Conclusions: This study provides an early diagnosis method that could be an alternative to the traditional time-consuming culture process to identify BSIs. Moreover, this metabolomics strategy was less affected by several risk factors (e.g., antibiotics administration) that could produce false culture results.

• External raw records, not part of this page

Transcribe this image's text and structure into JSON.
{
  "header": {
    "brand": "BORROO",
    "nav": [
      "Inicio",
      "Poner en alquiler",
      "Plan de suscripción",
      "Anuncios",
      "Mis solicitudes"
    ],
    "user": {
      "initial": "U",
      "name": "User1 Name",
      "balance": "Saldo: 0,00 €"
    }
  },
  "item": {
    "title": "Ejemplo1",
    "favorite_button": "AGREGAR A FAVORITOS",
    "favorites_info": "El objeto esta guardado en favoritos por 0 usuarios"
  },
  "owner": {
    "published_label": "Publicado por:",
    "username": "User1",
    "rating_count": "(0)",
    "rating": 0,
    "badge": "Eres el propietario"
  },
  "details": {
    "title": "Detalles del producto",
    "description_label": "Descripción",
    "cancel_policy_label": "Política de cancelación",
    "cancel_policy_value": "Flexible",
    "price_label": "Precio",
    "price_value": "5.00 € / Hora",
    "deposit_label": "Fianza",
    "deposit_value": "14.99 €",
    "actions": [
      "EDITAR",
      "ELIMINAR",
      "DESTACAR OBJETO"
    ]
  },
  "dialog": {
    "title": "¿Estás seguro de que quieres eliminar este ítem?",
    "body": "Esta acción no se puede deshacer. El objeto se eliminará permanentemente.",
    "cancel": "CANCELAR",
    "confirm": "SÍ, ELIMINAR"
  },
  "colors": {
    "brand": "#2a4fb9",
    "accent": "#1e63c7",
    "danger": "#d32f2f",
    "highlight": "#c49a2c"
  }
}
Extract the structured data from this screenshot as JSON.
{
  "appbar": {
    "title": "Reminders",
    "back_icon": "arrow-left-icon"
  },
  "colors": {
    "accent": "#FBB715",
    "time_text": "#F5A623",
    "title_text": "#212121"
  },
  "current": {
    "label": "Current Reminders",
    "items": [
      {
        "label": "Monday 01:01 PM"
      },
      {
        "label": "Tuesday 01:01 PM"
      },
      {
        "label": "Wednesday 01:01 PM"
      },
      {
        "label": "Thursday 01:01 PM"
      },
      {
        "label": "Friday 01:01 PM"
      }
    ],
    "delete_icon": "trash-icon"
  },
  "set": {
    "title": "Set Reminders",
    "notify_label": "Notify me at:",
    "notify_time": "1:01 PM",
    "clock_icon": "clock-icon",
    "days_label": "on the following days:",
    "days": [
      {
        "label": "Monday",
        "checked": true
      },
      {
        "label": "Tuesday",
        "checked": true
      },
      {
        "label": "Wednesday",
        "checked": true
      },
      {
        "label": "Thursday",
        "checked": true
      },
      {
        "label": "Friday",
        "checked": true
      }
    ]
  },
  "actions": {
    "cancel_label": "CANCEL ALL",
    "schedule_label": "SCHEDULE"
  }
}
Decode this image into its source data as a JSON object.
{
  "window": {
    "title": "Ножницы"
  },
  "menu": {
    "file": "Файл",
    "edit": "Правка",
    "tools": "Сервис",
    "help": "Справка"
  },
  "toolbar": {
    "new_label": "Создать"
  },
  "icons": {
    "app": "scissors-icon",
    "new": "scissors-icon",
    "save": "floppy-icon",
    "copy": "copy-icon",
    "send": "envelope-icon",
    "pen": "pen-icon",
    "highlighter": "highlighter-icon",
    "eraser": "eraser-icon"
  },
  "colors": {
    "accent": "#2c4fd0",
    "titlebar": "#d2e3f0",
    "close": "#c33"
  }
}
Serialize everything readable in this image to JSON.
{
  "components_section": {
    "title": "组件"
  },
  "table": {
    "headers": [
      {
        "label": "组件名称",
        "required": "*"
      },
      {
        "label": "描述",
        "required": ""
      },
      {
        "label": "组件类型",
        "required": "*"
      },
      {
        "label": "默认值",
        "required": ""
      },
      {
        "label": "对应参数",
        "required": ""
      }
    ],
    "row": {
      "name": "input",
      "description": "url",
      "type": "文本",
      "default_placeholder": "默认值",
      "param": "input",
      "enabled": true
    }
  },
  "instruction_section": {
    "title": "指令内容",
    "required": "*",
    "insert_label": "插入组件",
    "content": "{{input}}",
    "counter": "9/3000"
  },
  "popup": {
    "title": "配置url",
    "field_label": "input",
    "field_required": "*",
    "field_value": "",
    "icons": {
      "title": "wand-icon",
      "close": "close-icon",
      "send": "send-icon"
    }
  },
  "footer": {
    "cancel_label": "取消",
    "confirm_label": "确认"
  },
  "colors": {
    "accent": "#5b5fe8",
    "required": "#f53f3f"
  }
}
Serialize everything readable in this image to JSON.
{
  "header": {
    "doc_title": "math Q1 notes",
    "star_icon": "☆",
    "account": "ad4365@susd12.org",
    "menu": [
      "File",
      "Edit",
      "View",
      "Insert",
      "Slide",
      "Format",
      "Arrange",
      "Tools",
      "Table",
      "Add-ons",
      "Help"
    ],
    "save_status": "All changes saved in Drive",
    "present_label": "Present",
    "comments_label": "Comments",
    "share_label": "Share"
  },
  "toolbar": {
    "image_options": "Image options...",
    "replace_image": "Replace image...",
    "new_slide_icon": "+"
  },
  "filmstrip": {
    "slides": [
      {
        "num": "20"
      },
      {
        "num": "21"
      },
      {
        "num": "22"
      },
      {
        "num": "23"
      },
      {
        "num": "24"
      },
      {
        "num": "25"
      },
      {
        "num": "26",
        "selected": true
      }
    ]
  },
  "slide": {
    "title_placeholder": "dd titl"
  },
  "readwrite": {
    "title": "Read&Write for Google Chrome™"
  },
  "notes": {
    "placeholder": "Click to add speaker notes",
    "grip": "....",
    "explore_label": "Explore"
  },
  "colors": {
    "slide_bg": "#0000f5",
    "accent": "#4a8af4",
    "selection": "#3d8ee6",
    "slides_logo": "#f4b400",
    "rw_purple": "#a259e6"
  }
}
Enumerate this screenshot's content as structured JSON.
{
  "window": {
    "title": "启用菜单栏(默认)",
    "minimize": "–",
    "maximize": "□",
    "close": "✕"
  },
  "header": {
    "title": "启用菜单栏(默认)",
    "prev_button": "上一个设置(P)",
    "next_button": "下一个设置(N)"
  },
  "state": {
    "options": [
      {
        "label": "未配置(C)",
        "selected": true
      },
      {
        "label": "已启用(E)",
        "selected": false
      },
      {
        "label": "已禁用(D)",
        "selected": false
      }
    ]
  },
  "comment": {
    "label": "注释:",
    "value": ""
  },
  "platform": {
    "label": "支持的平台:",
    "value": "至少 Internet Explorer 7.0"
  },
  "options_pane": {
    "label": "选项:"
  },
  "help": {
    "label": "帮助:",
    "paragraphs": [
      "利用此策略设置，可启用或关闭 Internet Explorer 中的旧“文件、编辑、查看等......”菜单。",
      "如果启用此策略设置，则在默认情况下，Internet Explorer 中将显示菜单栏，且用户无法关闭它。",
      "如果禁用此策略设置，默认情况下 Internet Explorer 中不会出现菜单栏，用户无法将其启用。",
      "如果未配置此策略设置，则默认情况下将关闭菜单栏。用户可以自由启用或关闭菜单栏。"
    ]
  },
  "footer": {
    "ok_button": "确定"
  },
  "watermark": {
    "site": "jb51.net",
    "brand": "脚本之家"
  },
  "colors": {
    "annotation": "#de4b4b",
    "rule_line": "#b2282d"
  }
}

Keywords: bacteria; bloodstream infection; extended-spectrum β-lactamase; fungi; metabolomics.

Figure 1

Evaluation of the metabolomic method stability for the first fraction of the hydrophilic extract analysis: (a) PCA score plot of the QC and real samples; (b) coefficient of variation (CV%) distribution of metabolite intensities in QC samples; (c) time series plot of principal component 1 (PC1) of the QC samples after Pareto Scaling for PCA.

Figure 2

Exploring the BSI−affected metabolic pathways: (a) OPLS−DA score plot for BSI and nonBSI Samples; (b) metabolic pathway enrichment analysis highlighting the most perturbed pathways by infections; (c) bubble plot of metabolites with fold change > 2 and Q−value < 0.05 between BSI and non-BSI samples. VIP: variable importance.

Figure 3

Results of the four-class separation of the isolated strains: (a) the best-performing model with top 20 metabolites from 100 LASSO runs in pre-selection stage; (b) AUC and accuracy values with top 1-20 metabolites in the evaluation stage.

Figure 4

Separation of the Gram−positive and Gram-negative bacterial BSIs by XGBoost model: (a) t−SNE plot for classification of Gram−Positive and Gram−Negative bacteria; (b) confusion matrix of XGBoost model based on the four selected metabolite variables; (c) increase in AUC with the inclusion of more metabolites in the model.

Figure 5

Results of the identification of E. coli and K. pneumoniae BSIs: (a) comparison of AUC before and after optimization of XGBoost model (87 variables); (b) SHAP summary plot of TPE−optimized XGBoost model showing metabolite contributions for bacterial differentiation; (c) comparison of AUC before and after optimization of XGBoost model (7 variables).

Figure 6

Results of the model separation according to ESBL−producing phenotypes: (a) SHAP summary plot of XGBoost model based on the optimal parameter combination; (b) top 10 features identified by permutation feature importance (PFI); (c) comparison of AUC before and after optimization of XGBoost model (six variables).